Erneuerbare Energien: ein Schlüssel für Klimaschutz, wirtschaftliche Entwicklung und Armutsbekämpfung

21.01.2009 | Berlin
Am kommenden Montag wird die Internationale Agentur für erneuerbare Energien gegründet

Die deutsche Initiative zur Gründung der Internationalen Agentur für erneuerbare Energien (IRENA) erhält weltweit großen Zuspruch. Mehr als 100 Staaten haben ihre Teilnahme an der Gründungskonferenz am kommenden Montag in Bonn zugesagt. Knapp die Hälfte davon will den Gründungsvertrag unterzeichnen. Die Bundesregierung wird von Bundesumweltminister Sigmar Gabriel, Bundesentwicklungsministerin Heidemarie Wieczorek-Zeul und Bundesaußenminister Dr. Frank-Walter Steinmeier auf der Konferenz vertreten.

Bundesumweltminister Gabriel: "Die erneuerbaren Energien bergen nicht nur enorme Potenziale für den Klimaschutz und eine sichere Energieversorgung. Eine moderne Klima- und Energiepolitik bietet auch große wirtschaftliche Chancen, das haben viele Staaten erkannt."

Staatssekretär Erich Stather aus dem Bundesentwicklungsministerium: "Die erneuerbaren Energien bieten gerade den Entwicklungsländern die Chance, Zugang zu sauberer Energie zu bekommen und damit auch die Chance auf Entwicklung."

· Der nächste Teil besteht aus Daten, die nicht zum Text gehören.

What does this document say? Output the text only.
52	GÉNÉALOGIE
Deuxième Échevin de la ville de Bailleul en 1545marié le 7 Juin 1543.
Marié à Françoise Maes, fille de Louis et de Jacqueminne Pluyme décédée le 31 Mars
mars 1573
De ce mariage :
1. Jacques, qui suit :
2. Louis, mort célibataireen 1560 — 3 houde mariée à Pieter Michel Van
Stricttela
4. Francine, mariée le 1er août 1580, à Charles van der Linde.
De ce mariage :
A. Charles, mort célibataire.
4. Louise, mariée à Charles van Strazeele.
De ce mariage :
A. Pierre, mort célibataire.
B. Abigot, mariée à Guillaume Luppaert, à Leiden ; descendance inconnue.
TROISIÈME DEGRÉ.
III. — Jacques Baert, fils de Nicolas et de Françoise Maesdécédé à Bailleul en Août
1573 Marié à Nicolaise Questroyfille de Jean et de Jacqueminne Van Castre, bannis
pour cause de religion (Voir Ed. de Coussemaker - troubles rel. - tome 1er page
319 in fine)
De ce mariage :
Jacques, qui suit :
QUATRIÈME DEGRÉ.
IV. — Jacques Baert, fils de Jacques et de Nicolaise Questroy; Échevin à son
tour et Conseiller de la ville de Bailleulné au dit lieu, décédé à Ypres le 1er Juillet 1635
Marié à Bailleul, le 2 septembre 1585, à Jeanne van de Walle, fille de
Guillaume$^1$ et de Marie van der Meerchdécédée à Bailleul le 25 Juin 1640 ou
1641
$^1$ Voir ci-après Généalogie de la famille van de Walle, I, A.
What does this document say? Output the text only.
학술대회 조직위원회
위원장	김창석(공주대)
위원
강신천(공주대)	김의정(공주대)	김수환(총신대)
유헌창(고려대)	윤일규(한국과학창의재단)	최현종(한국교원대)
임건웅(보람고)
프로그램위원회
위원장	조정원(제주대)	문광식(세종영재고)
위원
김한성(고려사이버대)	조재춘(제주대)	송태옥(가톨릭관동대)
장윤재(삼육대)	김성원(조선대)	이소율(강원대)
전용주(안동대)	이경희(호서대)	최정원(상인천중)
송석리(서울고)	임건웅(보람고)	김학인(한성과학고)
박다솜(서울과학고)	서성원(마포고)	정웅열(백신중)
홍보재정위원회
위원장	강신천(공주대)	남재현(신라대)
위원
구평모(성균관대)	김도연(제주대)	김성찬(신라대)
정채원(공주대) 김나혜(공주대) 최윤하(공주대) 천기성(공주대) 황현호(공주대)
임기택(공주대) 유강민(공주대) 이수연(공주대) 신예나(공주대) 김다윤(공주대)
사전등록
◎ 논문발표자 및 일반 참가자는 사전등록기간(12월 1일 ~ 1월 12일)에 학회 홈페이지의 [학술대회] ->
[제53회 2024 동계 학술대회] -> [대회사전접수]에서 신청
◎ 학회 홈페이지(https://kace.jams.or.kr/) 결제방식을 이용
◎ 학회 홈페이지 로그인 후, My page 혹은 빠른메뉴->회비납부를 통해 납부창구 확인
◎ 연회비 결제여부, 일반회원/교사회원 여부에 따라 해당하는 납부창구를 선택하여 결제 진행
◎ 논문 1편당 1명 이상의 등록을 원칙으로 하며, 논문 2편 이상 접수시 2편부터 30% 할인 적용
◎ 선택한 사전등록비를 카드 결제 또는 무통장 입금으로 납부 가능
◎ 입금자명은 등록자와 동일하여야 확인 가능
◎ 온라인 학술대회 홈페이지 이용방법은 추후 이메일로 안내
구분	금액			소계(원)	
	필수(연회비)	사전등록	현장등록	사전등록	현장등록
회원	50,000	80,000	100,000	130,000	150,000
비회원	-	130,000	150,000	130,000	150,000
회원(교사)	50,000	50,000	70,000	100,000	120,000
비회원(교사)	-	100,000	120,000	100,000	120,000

Ziel der Initiative, die auch von Spanien und Dänemark aktiv unterstützt wurde, ist es, den Ausbau der erneuerbaren Energien weltweit voranzubringen und als Sprachrohr der erneuerbaren Energien Industrie- und Entwicklungsländer praxisnah zu beraten und zu unterstützen. IRENA soll eine treibende Kraft bei der zügigen Umstellung auf die Nutzung der erneuerbaren Energien werden. Es gilt, weltweit die Lücke zwischen dem enormen Potential der erneuerbaren Energien und deren aktuell relativ geringen Marktanteil am Energieverbrauch zu schließen. Damit wird die Agentur einen wichtigen Beitrag zur Klima- und Entwicklungspolitik sowie Außen- und Sicherheitspolitik leisten.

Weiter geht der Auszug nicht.